To pursue inclusive and sustainable economic growth, the government will focus tax cuts on the working class, provide financing assistance primarily for small and medium-sized enterprises (SMEs), and offer consumer subsidies to encourage the purchase of energy-saving products. The premier said these efforts will also help advance the United Nation's Sustainable Development Goals. He instructed government agencies to adopt a bolder, more farsighted and proactive approach when implementing the strategy, and conduct rolling reviews at irregular intervals to ensure each consumption and investment measure yields the maximum possible benefits.
As the trade conflict between the U.S. and China, together with other global economic changes, continue into this year, domestic demand will be the key stabilizing factor for Taiwan's economy. The premier pointed to consumption and investment in particular as two main drivers of domestic demand.

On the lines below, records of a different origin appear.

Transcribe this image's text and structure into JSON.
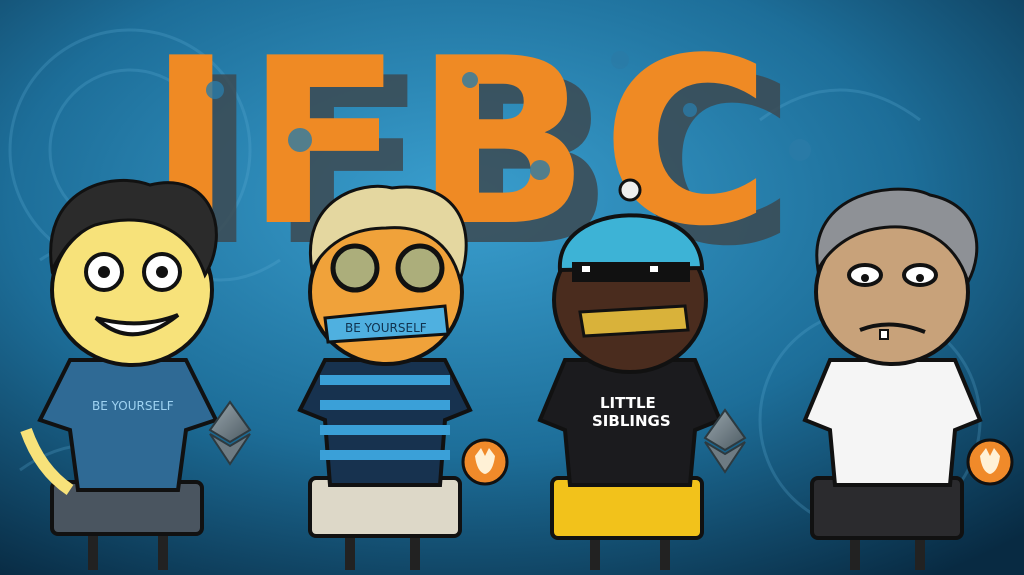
{
  "logo": {
    "text": "IFBC",
    "color": "#ef8a24",
    "shadow": "#3c4a52"
  },
  "background": {
    "top": "#2e8dbd",
    "bottom": "#0a2f48"
  },
  "characters": [
    {
      "name": "boy-blue-tee",
      "shirt_text": "BE YOURSELF",
      "item": "ethereum-icon"
    },
    {
      "name": "curly-striped",
      "tape_text": "BE YOURSELF",
      "item": "shiba-coin-icon"
    },
    {
      "name": "beanie-shades",
      "shirt_text_line1": "LITTLE",
      "shirt_text_line2": "SIBLINGS",
      "item": "ethereum-icon"
    },
    {
      "name": "grey-hair-white-tee",
      "item": "shiba-coin-icon"
    }
  ]
}
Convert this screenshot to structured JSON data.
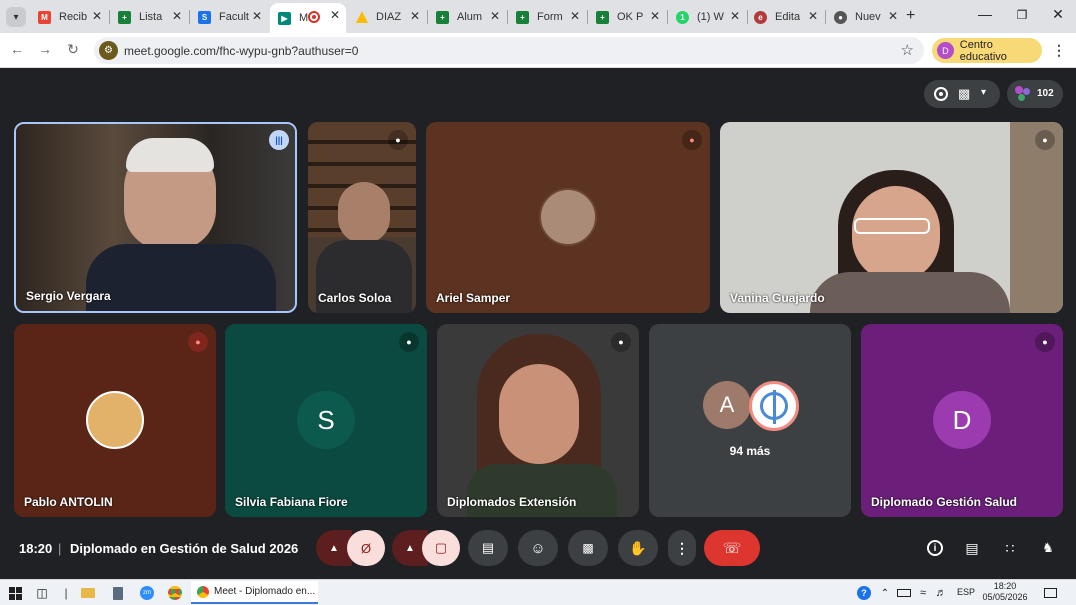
{
  "browser": {
    "tabs": [
      {
        "label": "Recib",
        "icon": "gmail-icon",
        "color": "#ea4335"
      },
      {
        "label": "Lista",
        "icon": "sheets-icon",
        "color": "#188038"
      },
      {
        "label": "Facult",
        "icon": "sites-icon",
        "color": "#1a73e8"
      },
      {
        "label": "M",
        "icon": "meet-icon",
        "color": "#00897b"
      },
      {
        "label": "DIAZ",
        "icon": "drive-icon",
        "color": "#fbbc04"
      },
      {
        "label": "Alum",
        "icon": "sheets-icon",
        "color": "#188038"
      },
      {
        "label": "Form",
        "icon": "sheets-icon",
        "color": "#188038"
      },
      {
        "label": "OK P",
        "icon": "sheets-icon",
        "color": "#188038"
      },
      {
        "label": "(1) W",
        "icon": "whatsapp-icon",
        "color": "#25d366"
      },
      {
        "label": "Edita",
        "icon": "editor-icon",
        "color": "#b23b3b"
      },
      {
        "label": "Nuev",
        "icon": "chrome-icon",
        "color": "#555555"
      }
    ],
    "url": "meet.google.com/fhc-wypu-gnb?authuser=0",
    "profile_label": "Centro educativo",
    "profile_initial": "D"
  },
  "meet": {
    "participant_count": "102",
    "tiles": [
      {
        "name": "Sergio Vergara",
        "type": "video",
        "bg": "#3a3128",
        "speaking": true
      },
      {
        "name": "Carlos Soloa",
        "type": "video",
        "bg": "#4a3b30",
        "muted": true
      },
      {
        "name": "Ariel Samper",
        "type": "photo",
        "bg": "#5b3320",
        "muted": true
      },
      {
        "name": "Vanina Guajardo",
        "type": "video",
        "bg": "#cfcfcc",
        "muted": true
      },
      {
        "name": "Pablo ANTOLIN",
        "type": "photo",
        "bg": "#5a2517",
        "muted": true
      },
      {
        "name": "Silvia Fabiana Fiore",
        "type": "initial",
        "initial": "S",
        "bg": "#0b4a40",
        "avatar_color": "#0c5a4e",
        "muted": true
      },
      {
        "name": "Diplomados Extensión",
        "type": "video",
        "bg": "#3b3a3a",
        "muted": true
      },
      {
        "name": "94 más",
        "type": "more",
        "bg": "#3c4043",
        "avatar_initial": "A"
      },
      {
        "name": "Diplomado Gestión Salud",
        "type": "initial",
        "initial": "D",
        "bg": "#6b1f7a",
        "avatar_color": "#9c3ab0",
        "muted": true
      }
    ],
    "time": "18:20",
    "separator": "|",
    "meeting_title": "Diplomado en Gestión de Salud 2026"
  },
  "taskbar": {
    "app_label": "Meet - Diplomado en...",
    "language": "ESP",
    "clock_time": "18:20",
    "clock_date": "05/05/2026"
  }
}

To encourage consumption, the government will optimize the tax system, alleviate people's burdens and raise disposable incomes. Other measures include promoting travels within Taiwan, organizing large-scale events such as conferences and exhibitions, and offering purchase subsidies for energy-saving equipment and electric vehicles. These policies will guide and provide the public with a wide range of consumer choices, the premier said.
As for investment, the government will oversee public infrastructure projects worth NT$392.7 billion (US$12.7 billion) this year, or 7.7 percent higher than in 2018. Agencies should vigorously promote the projects and raise the infrastructure budget execution rate in order to stimulate private-sector investment and provide the economy with a greater boost.
To spur private investment, this year's efforts will focus on encouraging more investments by SMEs, building the momentum of the "five plus two" innovative industries plan, and bringing overseas Taiwanese businesses and investment dollars back home. The Executive Yuan will also push other initiatives including tax reform, amendments to allow investment tax credits, and legislation on the repatriation of offshore capital.